- Occupations: Activist; author;
- Allegiance: United States
- Branch: United States Navy
- Service years: 1969-1973

= Mike Ferner =

American activist

Mike Ferner is a former Toledo City Council member, Vietnam era veteran, author, and peace activist. He is a member of the POCLAD collective. Toledo had the most active campaign in the country for municipal public power in the late 1980s and early '90s. In 1989 Ferner was elected as an independent to the city council and proposed the creation of a small municipal utility to compete with Toledo Edison. He ran for mayor in 1993 with this as a major campaign plank, but lost by 672 out of 92,740 votes cast.

In March 2006 Ferner, along with fellow activists Pete Perry, Malachy Kilbride, and David Barrows, interrupted the US House Appropriations Committee that was in the process of voting on $67,000,000,000 in military funding for the US war and occupation of Iraq and Afghanistan.

Ferner was arrested on June 30, 2006 at the Jesse Brown Veterans' Administration Medical Center. (Ferner was at the center because he was participating in Voices For Creative Nonviolence's 320-mile "Walk for Justice" from Springfield, Illinois to North Chicago, Illinois.) According to Ferner's recounting of the incident, the arresting officer stated that wearing a "Veterans for Peace" T-shirt while drinking coffee at the center comprised protesting, and Ferner was required to leave the premises.
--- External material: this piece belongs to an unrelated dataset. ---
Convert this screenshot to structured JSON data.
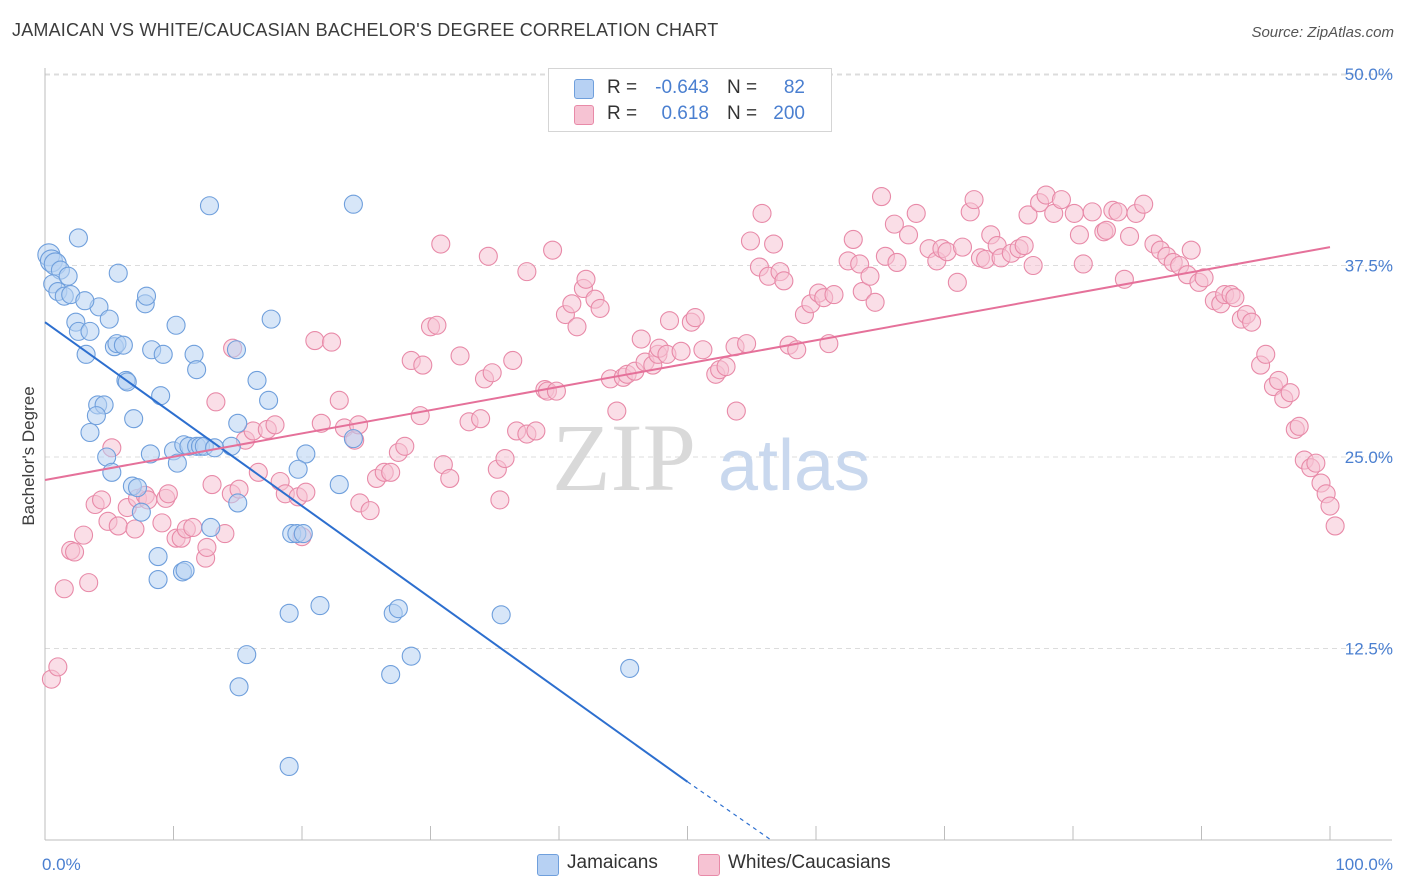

Ferner refused, and was subsequently arrested. Ferner was charged with criminal trespass and with weapons possession (a Swiss Army pocketknife).

In 2006 he published "Inside the Red Zone: A Veteran For Peace Reports from Iraq," recounting his trips to Iraq, just prior to the U.S. invasion and a year later.

Ferner ran for Toledo mayor in the special election held November 3, 2015 to fill the last two years of D. Michael Collins' term after Collins died in office.

==Works==
- Mike Ferner (2006). "Inside the Red Zone: A Veteran for Peace Reports from Iraq"
- Mike Ferner (2003). "War and Peace and Democracy: Four Essays That Ask Why Again?"